The role of Customs has moved from just the primary collection of revenue and taxes to much more advanced and diverse role of facilitating the flow of goods and services across-borders, and ensuring their safety, legitimacy and security.
The expectation, therefore, is that in carrying out these functions, customs and other trade-related agencies apply some level of controls to ensure that the public interest is served while protecting the economy from elicit trade.
DHL’s GoTrade Manager for sub-Saharan Africa, Edna Oduwo, at the 2022 annual tralac conference, advised government agencies relevant to trade and customs in particular, that it is now imperative for the international trade eco-system to learn how to maintain the delegate balance of facilitating trade, and that of implementing national public policies.
Citing a typical example of the letter of commitment (LOC) in Ghana, which is a web-based export document that facilitates the repatriation of export proceeds to Ghana through the Bank of Ghana, the international trade lawyer said research findings indicate that though such a policy may guarantee the Government of Ghana the needed export proceeds, many exporters consider the policy as a major deterrent and hindrance to export in Ghana.
“So obviously the Bank of Ghana is happy with the document because at the end of the day it ensures that the required revenue is repatriated; but when you speak to the private sector, they will tell you that this document is the most deterrent to exports in Ghana,” she asserted.
Citing another example from Kenya, the sub-Saharan Manager for DHL’s GoTrade programme said: “There is also risk profiling in Kenya; and if you speak to Customs in Kenya, they will tell you that they have access to risk profiling within their systems, but they won’t just use it because they just don’t trust that one will be compliant enough and therefore, they need to verify, which then leads to full intrusive inspections on even low value shipment”.
The international trade lawyer called for African governments to get their legal and regulatory frameworks in a position that facilitate, trade rather than impeding trade; and ensure that in the formulation of trade policies, both the private sector and the public sector are involved.
“Engagement with the private sector should not be an after-thought.
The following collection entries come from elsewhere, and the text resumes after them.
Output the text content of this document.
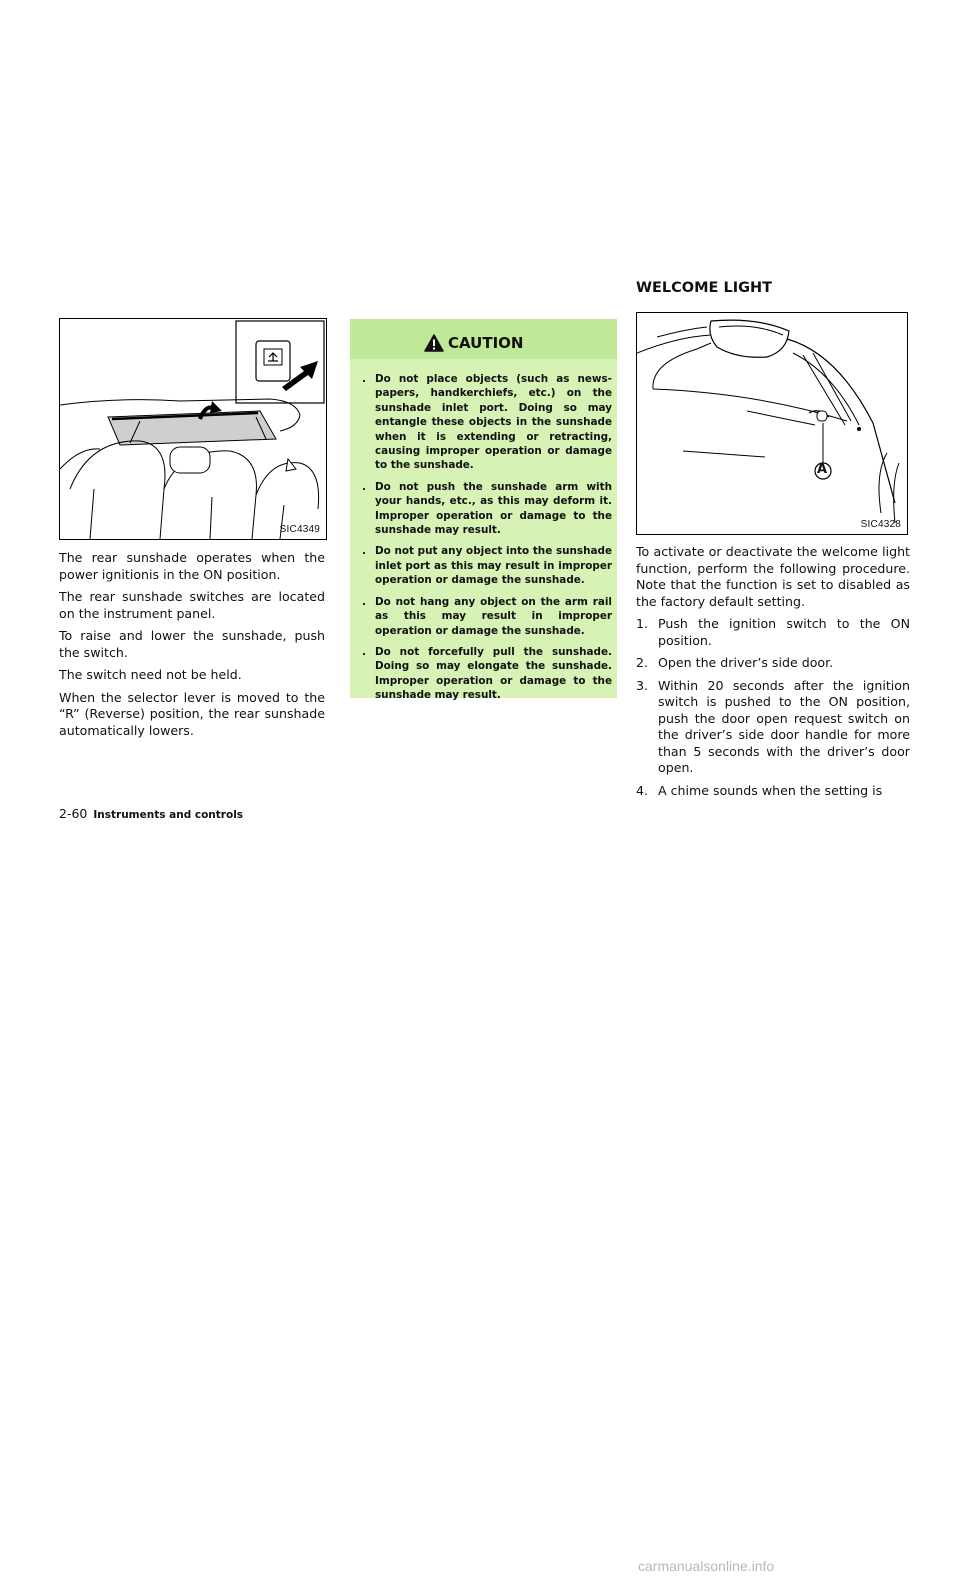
SIC4349

The rear sunshade operates when the power ignitionis in the ON position.

The rear sunshade switches are located on the instrument panel.

To raise and lower the sunshade, push the switch.

The switch need not be held.

When the selector lever is moved to the “R” (Reverse) position, the rear sunshade automatically lowers.

CAUTION
. Do not place objects (such as news-papers, handkerchiefs, etc.) on the sunshade inlet port. Doing so may entangle these objects in the sunshade when it is extending or retracting, causing improper operation or damage to the sunshade.
. Do not push the sunshade arm with your hands, etc., as this may deform it. Improper operation or damage to the sunshade may result.
. Do not put any object into the sunshade inlet port as this may result in improper operation or damage the sunshade.
. Do not hang any object on the arm rail as this may result in improper operation or damage the sunshade.
. Do not forcefully pull the sunshade. Doing so may elongate the sunshade. Improper operation or damage to the sunshade may result.
WELCOME LIGHT
A
SIC4328

To activate or deactivate the welcome light function, perform the following procedure. Note that the function is set to disabled as the factory default setting.

1. Push the ignition switch to the ON position.
2. Open the driver’s side door.
3. Within 20 seconds after the ignition switch is pushed to the ON position, push the door open request switch on the driver’s side door handle for more than 5 seconds with the driver’s door open.
4. A chime sounds when the setting is
2-60 Instruments and controls
carmanualsonline.info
We need to bring the private sector to the table together with their counterparts in the public sector, rather than having the public sector discuss policies which are to be implemented by the private sector and later turn around to just inform the private sector. Let get them involved from the onset.”
Edna Oduwo called on inter-agency collaboration regarding trading on the continent of Africa, and further called for most duplicated procedures to be done away with. She also urged African governments to streamline the customs and border procedures through a holistic approach in order to facilitate Intra-Africa trade under the AfCFTA.